Durante la primera etapa de su carrera con San Diego, y en sus inicios con los Cardenales, después de aquel sonado cambio por Gary Templeton, Ozzie Smith fue un fildeador extraordinario, capaz de las jugadas más inverosímiles, pero un bateador discreto que estuvo moviéndose entre .211 y .259 puntos… Más adelante se convirtió en un bateador de incidencia, como lo demuestran sus porcentajes de 276, 280, 303, 270 y 273 en cinco temporadas consecutivas.
Era el primer bate ideal, con la habilidad para circular en las bases, conseguir hits oportunos, abrir rallys, garantizar agresividad, y, por supuesto, ser el gran soporte del pitcheo de los Cardenales manejando el arte de la simplificación.
“Traten de no batear hacia su territorio, estarán malogrando su esfuerzo y perdiendo el tiempo”, parecía ser la recomendación hecha a los bateadores.
Ayer, más de 500 escritores de béisbol recibieron sus boletas para el Salón de la Fama 2002, y el nombre más resplandeciente que encontraron, es el de Ozzie Smith.
El venezolano Luis Aparicio no fue una escogencia de primer intento, pero se espera que Ozzie pueda hacerlo… Hay mucha veneración por su trabajo y sus jugadas dignas de marco, adornan muchas paredes en las redacciones de deportes.

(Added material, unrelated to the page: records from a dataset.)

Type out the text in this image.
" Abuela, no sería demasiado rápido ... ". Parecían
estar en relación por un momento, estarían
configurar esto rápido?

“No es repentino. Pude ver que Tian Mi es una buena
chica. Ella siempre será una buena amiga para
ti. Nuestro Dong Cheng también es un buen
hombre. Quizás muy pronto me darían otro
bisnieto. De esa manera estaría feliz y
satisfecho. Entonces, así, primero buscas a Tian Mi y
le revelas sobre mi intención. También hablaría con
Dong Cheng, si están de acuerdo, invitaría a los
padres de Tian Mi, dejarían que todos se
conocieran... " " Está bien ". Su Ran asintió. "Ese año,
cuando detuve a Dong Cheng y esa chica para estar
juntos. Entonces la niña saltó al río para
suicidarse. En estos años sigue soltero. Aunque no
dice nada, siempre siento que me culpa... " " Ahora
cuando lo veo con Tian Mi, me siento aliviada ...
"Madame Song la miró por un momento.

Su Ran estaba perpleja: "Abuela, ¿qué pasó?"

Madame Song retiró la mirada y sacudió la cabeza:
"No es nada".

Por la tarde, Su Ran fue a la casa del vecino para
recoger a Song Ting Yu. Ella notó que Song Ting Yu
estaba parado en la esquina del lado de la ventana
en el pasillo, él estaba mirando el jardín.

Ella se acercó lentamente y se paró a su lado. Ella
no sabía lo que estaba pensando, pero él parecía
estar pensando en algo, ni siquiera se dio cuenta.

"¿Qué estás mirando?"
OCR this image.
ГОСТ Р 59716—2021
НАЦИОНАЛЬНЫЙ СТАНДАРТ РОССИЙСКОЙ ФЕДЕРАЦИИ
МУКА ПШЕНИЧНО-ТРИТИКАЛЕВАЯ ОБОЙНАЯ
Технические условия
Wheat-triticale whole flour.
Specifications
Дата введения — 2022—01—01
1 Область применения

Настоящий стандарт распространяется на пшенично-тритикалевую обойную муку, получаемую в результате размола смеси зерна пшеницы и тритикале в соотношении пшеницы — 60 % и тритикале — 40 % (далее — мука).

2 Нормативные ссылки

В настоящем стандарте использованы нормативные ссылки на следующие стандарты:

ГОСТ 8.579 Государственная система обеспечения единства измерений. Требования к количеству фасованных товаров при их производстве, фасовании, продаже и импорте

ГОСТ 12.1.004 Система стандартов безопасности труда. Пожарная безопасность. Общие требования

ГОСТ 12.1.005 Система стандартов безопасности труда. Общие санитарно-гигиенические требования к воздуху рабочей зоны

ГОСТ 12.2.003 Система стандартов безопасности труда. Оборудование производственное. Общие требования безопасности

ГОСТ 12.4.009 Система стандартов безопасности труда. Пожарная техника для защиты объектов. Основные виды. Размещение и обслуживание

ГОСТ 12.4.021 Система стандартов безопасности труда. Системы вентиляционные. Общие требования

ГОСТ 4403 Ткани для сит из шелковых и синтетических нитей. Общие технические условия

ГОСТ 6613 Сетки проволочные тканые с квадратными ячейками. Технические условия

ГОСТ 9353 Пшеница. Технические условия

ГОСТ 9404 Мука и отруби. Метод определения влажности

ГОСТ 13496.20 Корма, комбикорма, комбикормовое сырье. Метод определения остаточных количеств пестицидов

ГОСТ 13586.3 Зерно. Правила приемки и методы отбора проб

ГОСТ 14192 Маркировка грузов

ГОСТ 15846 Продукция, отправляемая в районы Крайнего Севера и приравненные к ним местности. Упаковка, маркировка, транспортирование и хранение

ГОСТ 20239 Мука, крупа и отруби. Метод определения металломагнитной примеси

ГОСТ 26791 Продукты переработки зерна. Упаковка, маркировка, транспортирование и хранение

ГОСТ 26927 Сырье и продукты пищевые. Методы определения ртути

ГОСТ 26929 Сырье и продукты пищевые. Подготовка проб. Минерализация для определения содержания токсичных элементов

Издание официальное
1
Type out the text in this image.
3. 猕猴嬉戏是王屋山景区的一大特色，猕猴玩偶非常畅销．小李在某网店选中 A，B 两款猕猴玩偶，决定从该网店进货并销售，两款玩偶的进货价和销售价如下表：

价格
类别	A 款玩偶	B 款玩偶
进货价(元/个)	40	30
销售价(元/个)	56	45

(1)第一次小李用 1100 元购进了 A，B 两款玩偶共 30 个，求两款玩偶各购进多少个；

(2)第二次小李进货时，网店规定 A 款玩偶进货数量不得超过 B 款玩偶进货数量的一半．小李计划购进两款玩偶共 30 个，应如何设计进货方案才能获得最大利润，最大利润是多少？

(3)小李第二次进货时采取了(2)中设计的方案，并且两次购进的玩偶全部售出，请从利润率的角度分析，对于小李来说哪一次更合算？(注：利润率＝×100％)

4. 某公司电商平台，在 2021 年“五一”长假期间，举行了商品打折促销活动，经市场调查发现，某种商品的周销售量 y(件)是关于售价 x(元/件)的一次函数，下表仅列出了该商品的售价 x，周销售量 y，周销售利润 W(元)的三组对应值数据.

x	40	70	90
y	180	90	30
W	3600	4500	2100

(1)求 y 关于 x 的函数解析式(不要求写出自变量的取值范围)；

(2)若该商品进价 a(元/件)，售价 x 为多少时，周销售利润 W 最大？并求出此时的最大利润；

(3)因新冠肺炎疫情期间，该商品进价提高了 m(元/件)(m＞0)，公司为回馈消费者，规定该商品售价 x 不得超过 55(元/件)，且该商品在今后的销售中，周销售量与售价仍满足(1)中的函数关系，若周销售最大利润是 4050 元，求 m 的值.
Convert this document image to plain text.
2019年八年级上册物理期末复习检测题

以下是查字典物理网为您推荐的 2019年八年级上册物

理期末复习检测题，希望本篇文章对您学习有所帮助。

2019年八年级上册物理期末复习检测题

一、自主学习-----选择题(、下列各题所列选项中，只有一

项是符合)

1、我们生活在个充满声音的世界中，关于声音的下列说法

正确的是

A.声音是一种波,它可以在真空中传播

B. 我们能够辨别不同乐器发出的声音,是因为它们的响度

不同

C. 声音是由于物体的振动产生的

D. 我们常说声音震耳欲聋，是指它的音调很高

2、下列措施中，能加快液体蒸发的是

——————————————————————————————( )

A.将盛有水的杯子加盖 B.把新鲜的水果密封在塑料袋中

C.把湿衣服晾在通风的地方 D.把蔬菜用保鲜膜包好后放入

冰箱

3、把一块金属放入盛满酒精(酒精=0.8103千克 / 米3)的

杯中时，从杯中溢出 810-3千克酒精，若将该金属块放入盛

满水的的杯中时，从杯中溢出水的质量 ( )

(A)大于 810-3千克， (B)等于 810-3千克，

Su maniobra habitual, aquella voltereta para caer de pie frente al público al salir al campo en cada inning, se convirtió en su marca de fábrica.
Cuando has estado en 15 Juegos de Estrellas, cuando has obtenido 13 Guantes de Oro en temporadas consecutivas, cuando te has caracterizado por ser ombligo del espectáculo, colocar tu nombre en las boletas, constituye una tentación para la mayoría de los votantes.
Entrando en la lista de aspirantes junto con Andre Dawson, Novato del Año 77 y Más Valioso en el 87, y con Frank Viola, el zurdo ganador del Cy Young 87, uno se pregunta: ¿Alcanzará Ozzie el 75 por ciento requerido?
Es posible… El “nadie como él”, tiene un gran significado agregándole 2,460 hits y 1,072 bases a lo largo de una carrera de 19 años.
El 9 de enero, se darán a conocer los resultados de la votación… Una butaca en Cooperstown, será la mejor atrapada de Ozzie.